20,000 Afghans rallied against Charlie Hebdo magazine Friday in Herat.
The protesters torched French flags and chanted death slogans against France.
The mob was upset with the latest Hebdo cartoons.
Yahoo.com reported:
At least 20,000 people protested in the western Afghan city of Herat on Friday against French satirical magazine Charlie Hebdo for publishing a cartoon of the Prophet Mohammed.
The demonstrators burned French flags, chanted death slogans against France and demanded Paris apologise to Muslims in Afghanistan’s biggest rally yet against the weekly.
A smaller protest was held in the capital Kabul, where a few demonstrators threw stones at the French embassy, prompting guards to fire one or two warning shots.

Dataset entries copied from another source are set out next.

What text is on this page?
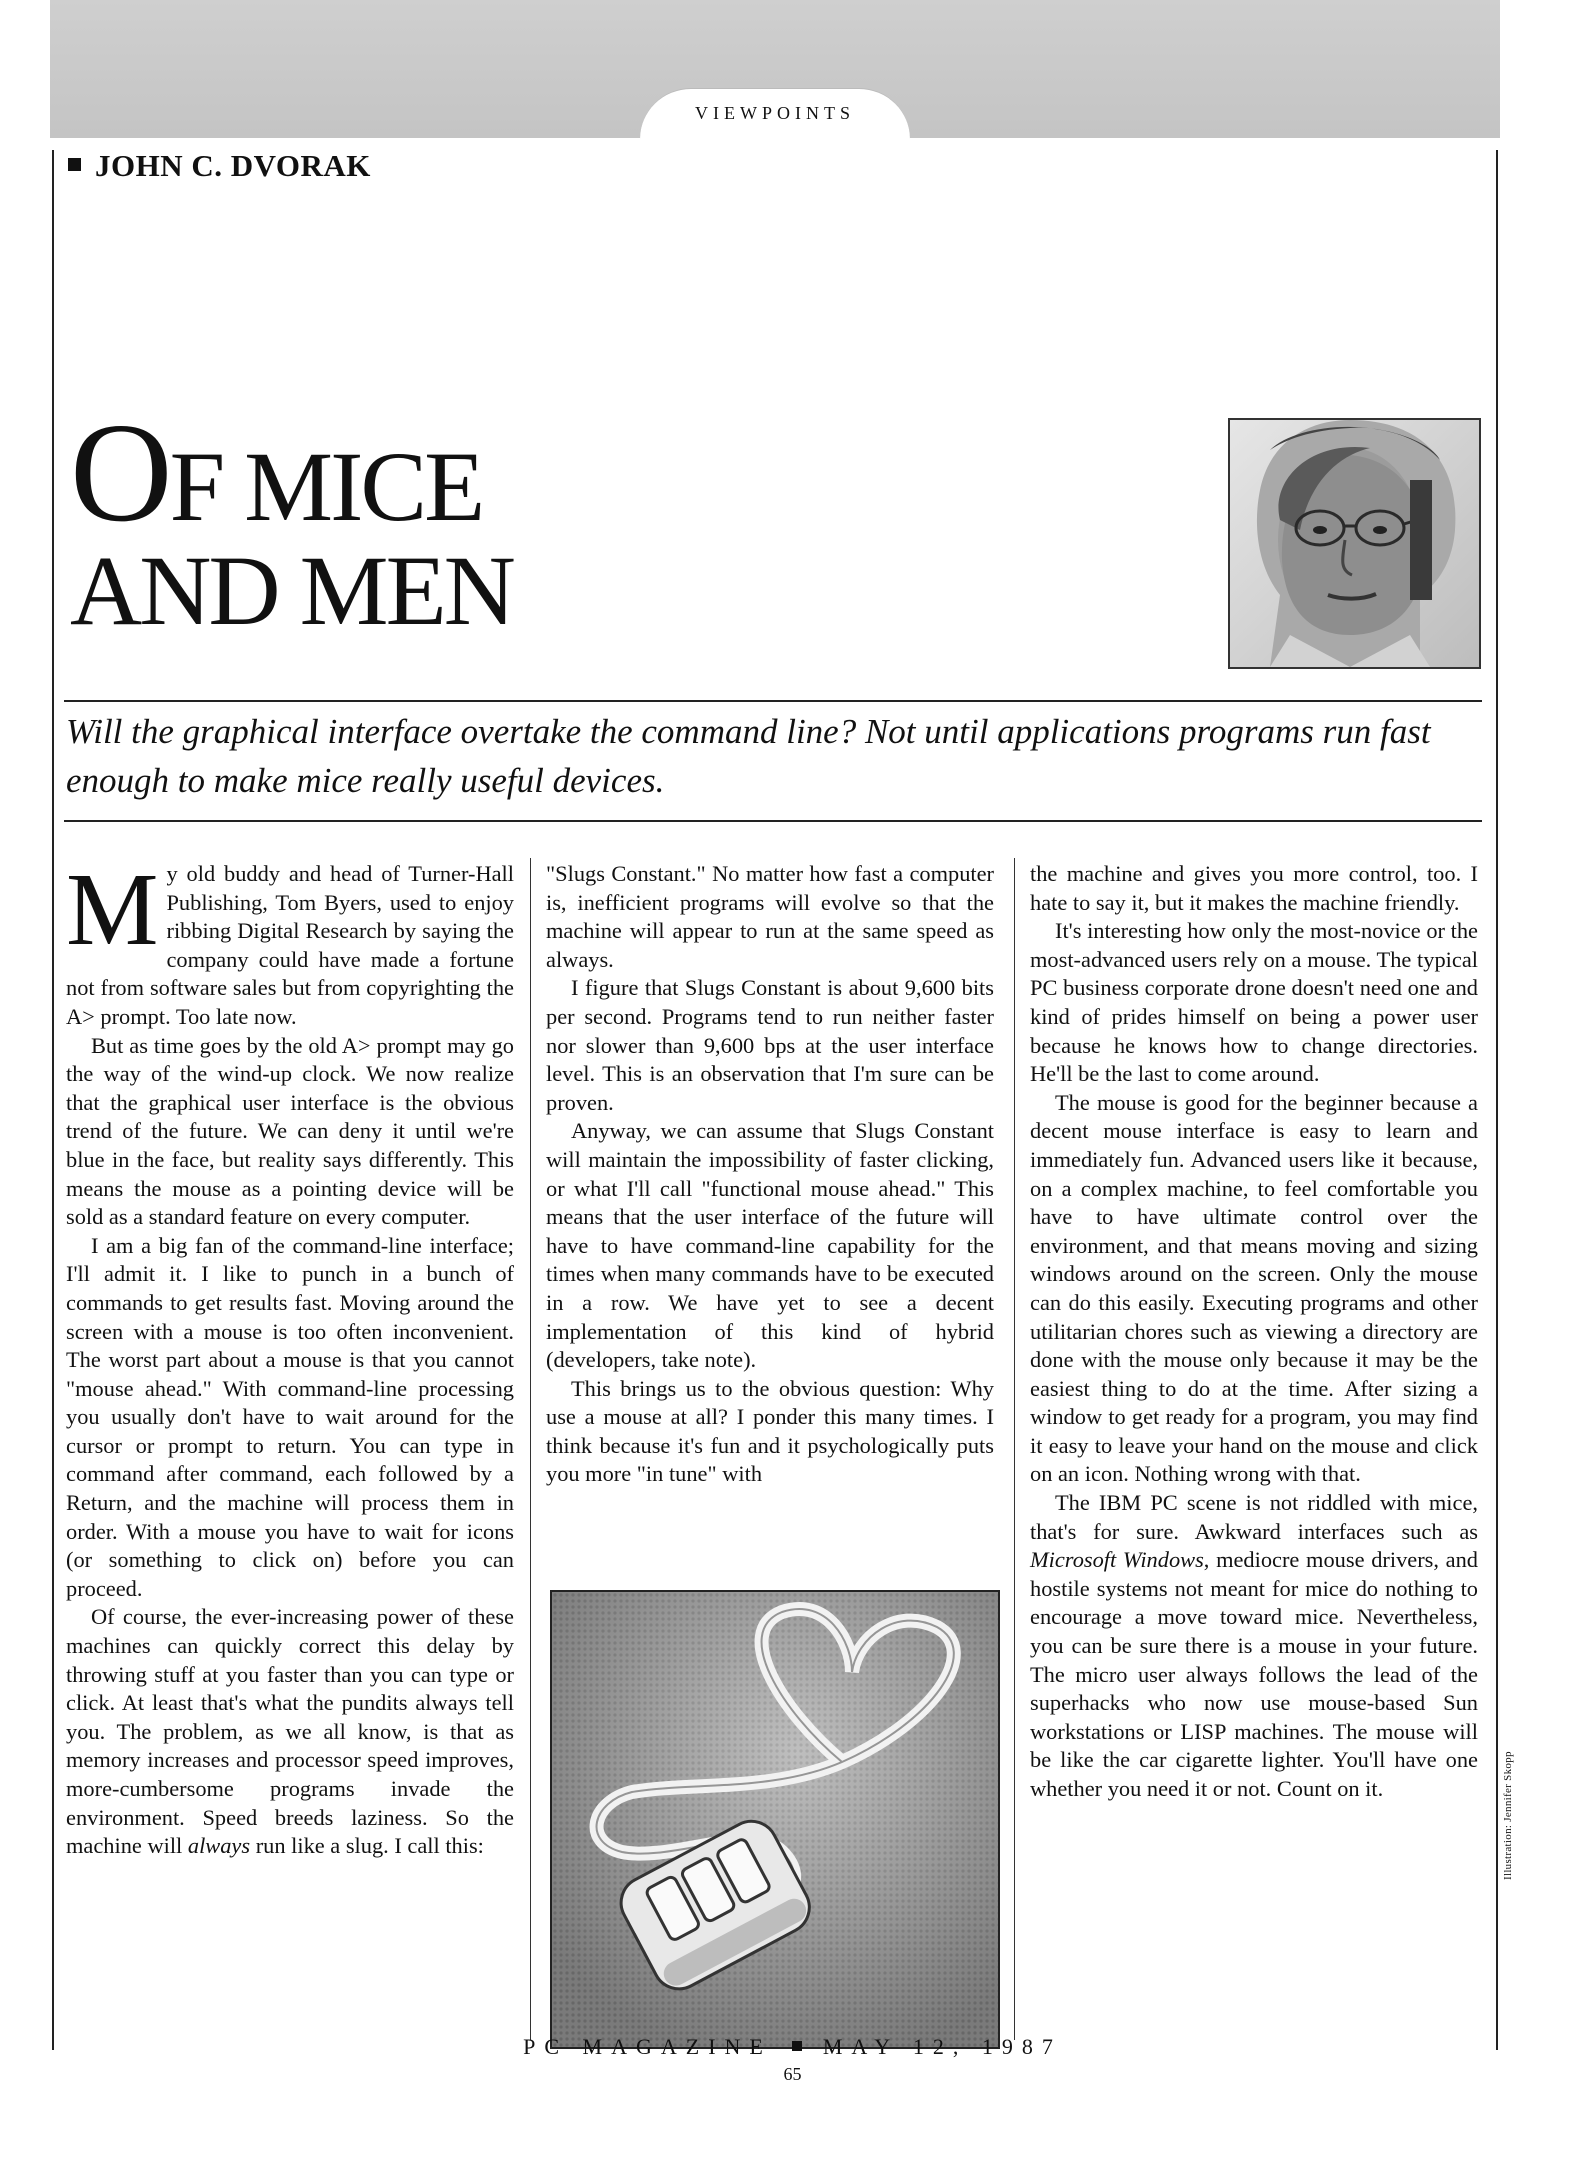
VIEWPOINTS
JOHN C. DVORAK
OF MICE
AND MEN
Will the graphical interface overtake the command line? Not until applications programs run fast enough to make mice really useful devices.

My old buddy and head of Turner-Hall Publishing, Tom Byers, used to enjoy ribbing Digital Research by saying the company could have made a fortune not from software sales but from copyrighting the A> prompt. Too late now.

But as time goes by the old A> prompt may go the way of the wind-up clock. We now realize that the graphical user interface is the obvious trend of the future. We can deny it until we're blue in the face, but reality says differently. This means the mouse as a pointing device will be sold as a standard feature on every computer.

I am a big fan of the command-line interface; I'll admit it. I like to punch in a bunch of commands to get results fast. Moving around the screen with a mouse is too often inconvenient. The worst part about a mouse is that you cannot "mouse ahead." With command-line processing you usually don't have to wait around for the cursor or prompt to return. You can type in command after command, each followed by a Return, and the machine will process them in order. With a mouse you have to wait for icons (or something to click on) before you can proceed.

Of course, the ever-increasing power of these machines can quickly correct this delay by throwing stuff at you faster than you can type or click. At least that's what the pundits always tell you. The problem, as we all know, is that as memory increases and processor speed improves, more-cumbersome programs invade the environment. Speed breeds laziness. So the machine will always run like a slug. I call this:

"Slugs Constant." No matter how fast a computer is, inefficient programs will evolve so that the machine will appear to run at the same speed as always.

I figure that Slugs Constant is about 9,600 bits per second. Programs tend to run neither faster nor slower than 9,600 bps at the user interface level. This is an observation that I'm sure can be proven.

Anyway, we can assume that Slugs Constant will maintain the impossibility of faster clicking, or what I'll call "functional mouse ahead." This means that the user interface of the future will have to have command-line capability for the times when many commands have to be executed in a row. We have yet to see a decent implementation of this kind of hybrid (developers, take note).

This brings us to the obvious question: Why use a mouse at all? I ponder this many times. I think because it's fun and it psychologically puts you more "in tune" with

the machine and gives you more control, too. I hate to say it, but it makes the machine friendly.

It's interesting how only the most-novice or the most-advanced users rely on a mouse. The typical PC business corporate drone doesn't need one and kind of prides himself on being a power user because he knows how to change directories. He'll be the last to come around.

The mouse is good for the beginner because a decent mouse interface is easy to learn and immediately fun. Advanced users like it because, on a complex machine, to feel comfortable you have to have ultimate control over the environment, and that means moving and sizing windows around on the screen. Only the mouse can do this easily. Executing programs and other utilitarian chores such as viewing a directory are done with the mouse only because it may be the easiest thing to do at the time. After sizing a window to get ready for a program, you may find it easy to leave your hand on the mouse and click on an icon. Nothing wrong with that.

The IBM PC scene is not riddled with mice, that's for sure. Awkward interfaces such as Microsoft Windows, mediocre mouse drivers, and hostile systems not meant for mice do nothing to encourage a move toward mice. Nevertheless, you can be sure there is a mouse in your future. The micro user always follows the lead of the superhacks who now use mouse-based Sun workstations or LISP machines. The mouse will be like the car cigarette lighter. You'll have one whether you need it or not. Count on it.	Illustration: Jennifer Skopp
PC MAGAZINE MAY 12, 1987
65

“No Muslim can tolerate insults to our beloved prophet Mohammed, we demand the French government apologise to all Muslims and punish those who have insulted Islam,” said one protester in Herat.

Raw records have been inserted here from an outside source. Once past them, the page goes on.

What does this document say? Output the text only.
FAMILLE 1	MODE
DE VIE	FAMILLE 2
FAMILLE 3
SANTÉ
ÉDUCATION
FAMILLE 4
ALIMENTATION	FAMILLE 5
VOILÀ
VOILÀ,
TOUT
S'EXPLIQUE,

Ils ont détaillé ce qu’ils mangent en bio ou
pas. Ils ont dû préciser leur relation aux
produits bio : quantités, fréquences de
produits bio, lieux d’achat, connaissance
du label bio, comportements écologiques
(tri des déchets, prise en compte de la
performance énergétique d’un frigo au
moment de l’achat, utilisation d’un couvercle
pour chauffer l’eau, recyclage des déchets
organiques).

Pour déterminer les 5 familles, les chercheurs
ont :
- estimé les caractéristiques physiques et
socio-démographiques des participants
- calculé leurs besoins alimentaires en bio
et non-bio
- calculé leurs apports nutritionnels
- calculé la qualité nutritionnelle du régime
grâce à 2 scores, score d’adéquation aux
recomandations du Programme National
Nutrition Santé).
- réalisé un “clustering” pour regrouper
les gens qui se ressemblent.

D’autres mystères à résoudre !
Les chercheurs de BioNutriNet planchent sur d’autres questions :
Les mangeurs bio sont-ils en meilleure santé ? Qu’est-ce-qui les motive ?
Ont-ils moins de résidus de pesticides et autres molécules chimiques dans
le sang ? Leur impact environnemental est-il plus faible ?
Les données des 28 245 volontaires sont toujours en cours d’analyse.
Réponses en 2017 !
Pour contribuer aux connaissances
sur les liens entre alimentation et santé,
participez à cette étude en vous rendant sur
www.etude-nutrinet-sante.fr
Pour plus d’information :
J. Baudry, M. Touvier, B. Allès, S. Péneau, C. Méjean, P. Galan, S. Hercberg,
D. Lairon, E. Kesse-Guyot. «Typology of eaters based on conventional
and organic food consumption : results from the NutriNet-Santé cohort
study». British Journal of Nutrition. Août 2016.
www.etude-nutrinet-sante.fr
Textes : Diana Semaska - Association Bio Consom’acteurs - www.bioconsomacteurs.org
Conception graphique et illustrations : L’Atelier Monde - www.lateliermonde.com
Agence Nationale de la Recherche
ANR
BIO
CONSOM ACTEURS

There have been small, sporadic protests across Afghanistan since the magazine ran a cover image of the prophet with a tear in his eye, holding a sign saying “Je suis Charlie”.
That “survivors’ edition” followed an attack on the magazine’s offices in Paris in which 12 people were gunned down by Islamist militants. The massacre triggered a huge outpouring of anger and grief on social media, much of it using the hashtag “#jusuisCharlie”.
An AFP reporter at the scene in Herat and the provincial governor’s spokesman Ehsanullah Hayat said the crowd was at least 20,000 strong.